Depuis le début de cette histoire, le candidat Fillon ne cesse de dénoncer une machination. Le ou les snipers embusqués qui ont nourri les scoops du Canard enchaîné ont évidemment le dessein de peser sur la présidentielle. Viennent-ils de la gauche ? De l'extrême droite ? De l'extrême gauche ? Ou encore des adversaires de François Fillon au sein de sa propre famille politique ? Peu importe en fait puisque tous en profitent. Marine Le Pen peut reprendre du poil de la bête sur l'air du « tous pourris » ; Emmanuel Macron peut espérer effectuer une razzia auprès des juppéistes et des centristes pour se propulser au second tour, etc.

Soit l'on considère que les informateurs de l'hebdomadaire sont d'abominables délateurs, soit l'on considère qu'ils sont des lanceurs d'alerte. Dans le premier cas, il aurait fallu que les accusations soient grossièrement fausses... Or, François Fillon a reconnu que son épouse était son attachée parlementaire, à la grande surprise de ses amis. La contestation repose sur l'effectivité du travail. Et l'on ne peut pas dire, au regard des déclarations de sa propre épouse, que ce travail était évident...
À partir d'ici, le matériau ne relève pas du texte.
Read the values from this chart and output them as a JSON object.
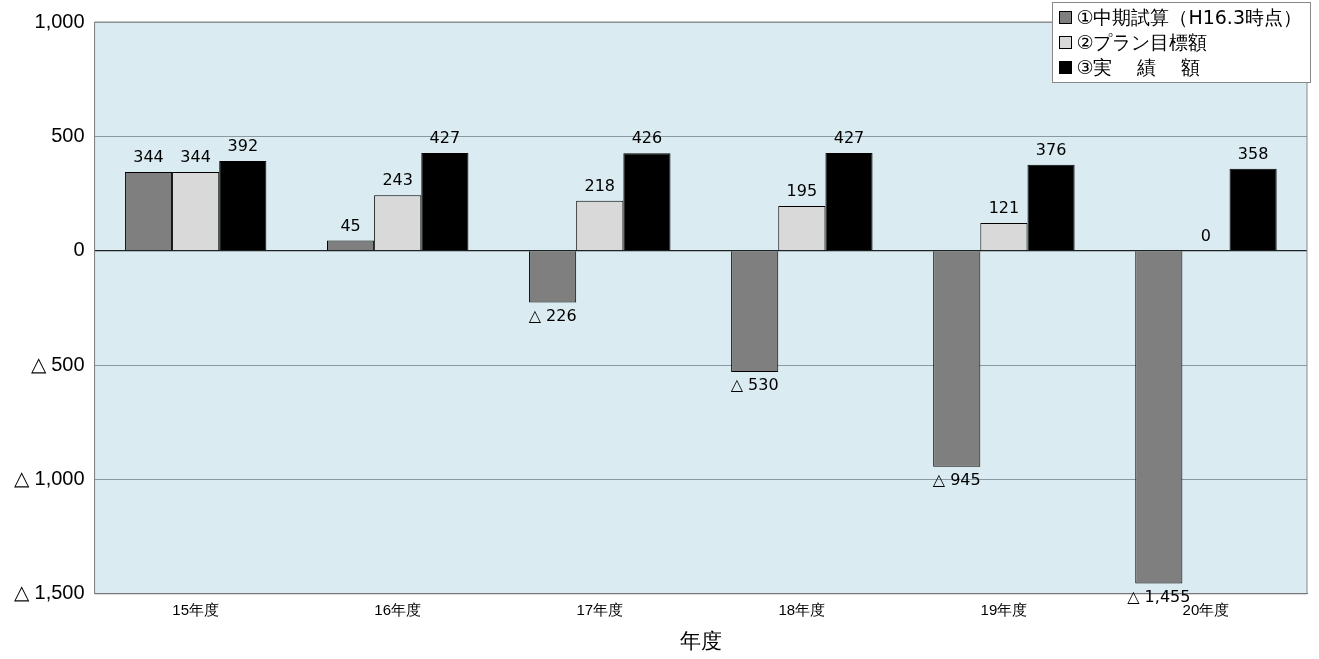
{
  "chart_data": {
    "type": "bar",
    "xlabel": "年度",
    "categories": [
      "15年度",
      "16年度",
      "17年度",
      "18年度",
      "19年度",
      "20年度"
    ],
    "series": [
      {
        "name": "①中期試算（H16.3時点）",
        "color": "#7f7f7f",
        "values": [
          344,
          45,
          -226,
          -530,
          -945,
          -1455
        ],
        "value_labels": [
          "344",
          "45",
          null,
          null,
          null,
          null
        ]
      },
      {
        "name": "②プラン目標額",
        "color": "#d9d9d9",
        "values": [
          344,
          243,
          218,
          195,
          121,
          0
        ],
        "value_labels": [
          "344",
          "243",
          "218",
          "195",
          "121",
          "0"
        ]
      },
      {
        "name": "③実　 績 　額",
        "color": "#000000",
        "values": [
          392,
          427,
          426,
          427,
          376,
          358
        ],
        "value_labels": [
          "392",
          "427",
          "426",
          "427",
          "376",
          "358"
        ]
      }
    ],
    "ylim": [
      -1500,
      1000
    ],
    "yticks": [
      {
        "value": -1500,
        "label": "△ 1,500"
      },
      {
        "value": -1000,
        "label": "△ 1,000"
      },
      {
        "value": -500,
        "label": "△ 500"
      },
      0,
      500,
      {
        "value": 1000,
        "label": "1,000"
      }
    ],
    "grid": "y",
    "legend": "top right",
    "annotations": [
      "△ 226",
      "△ 530",
      "△ 945",
      "△ 1,455"
    ]
  }
}
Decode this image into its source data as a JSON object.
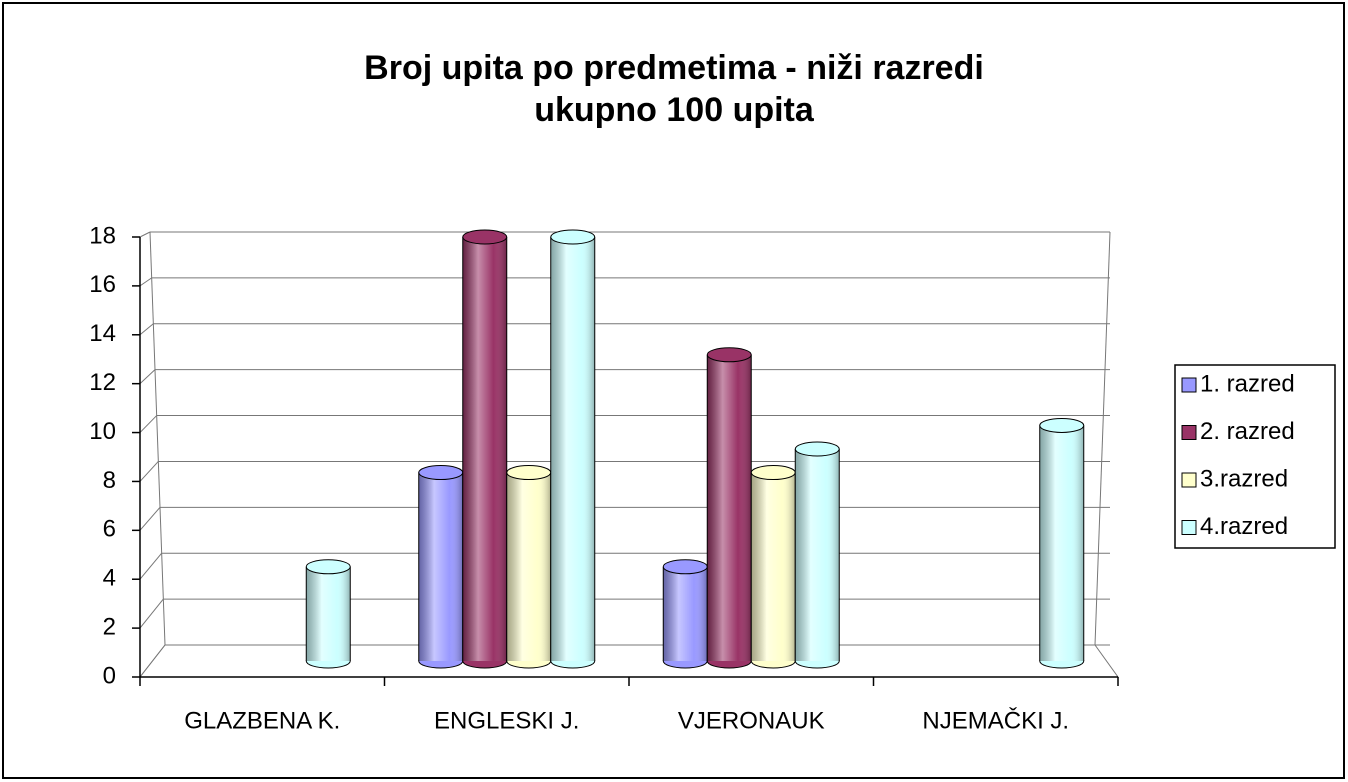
{
  "chart_data": {
    "type": "bar3d",
    "title": [
      "Broj upita po predmetima - niži razredi",
      "ukupno 100 upita"
    ],
    "categories": [
      "GLAZBENA K.",
      "ENGLESKI J.",
      "VJERONAUK",
      "NJEMAČKI J."
    ],
    "series": [
      {
        "name": "1. razred",
        "color": "#9999ff",
        "values": [
          0,
          8,
          4,
          0
        ]
      },
      {
        "name": "2. razred",
        "color": "#993366",
        "values": [
          0,
          18,
          13,
          0
        ]
      },
      {
        "name": "3.razred",
        "color": "#ffffcc",
        "values": [
          0,
          8,
          8,
          0
        ]
      },
      {
        "name": "4.razred",
        "color": "#ccffff",
        "values": [
          4,
          18,
          9,
          10
        ]
      }
    ],
    "ylim": [
      0,
      18
    ],
    "yticks": [
      0,
      2,
      4,
      6,
      8,
      10,
      12,
      14,
      16,
      18
    ],
    "grid": true,
    "legend": "right"
  }
}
Fallait-il se taire ? Fallait-il, pour ne pas perturber la bonne marche de cette présidentielle, laisser François Fillon tranquille ? Ne pas salir le débat par le déballage des mœurs politiques parlementaires ? Faut-il détourner le regard par crainte que les populistes s'emparent de cette pénible affaire pour faire leur beurre ?
Notre affaire à tous

Trop tard, le mal est fait. François Fillon était jusqu'ici porteur d'un discours sur la valeur du travail, le goût de l'effort, l'exemplarité. Il était parvenu à rassurer sur sa présidentialité. Ses références au général de Gaulle, à Georges Pompidou parlaient à la France profonde, ahurie par le quinquennat cahotique de François Hollande, exaspérée par l'effondrement de l'autorité et la mauvaise graisse de la bureaucratie.

Quelle que soit dorénavant l'issue de cette histoire, le népotisme indiscutable qui a cours à l'Assemblée nationale et au Sénat est devenu, en 2017, insupportable pour l'opinion. Même s'il est légal. Quand François Fillon s'accroche, il semble dire que ces pratiques d'un autre âge sont légitimes. A-t-il conscience que c'est son propre discours républicain qu'il jette aux orties ? Ce porte-à-faux est mortel et empoisonne déjà son projet politique même s'il parvient à être élu président de la République.

L'affaire Fillon n'est effectivement plus l'affaire de François Fillon. Elle est notre affaire à tous. Elle devra conduire à de profondes remises en cause des usages politiques. Sinon, les populistes finiront pas l'emporter.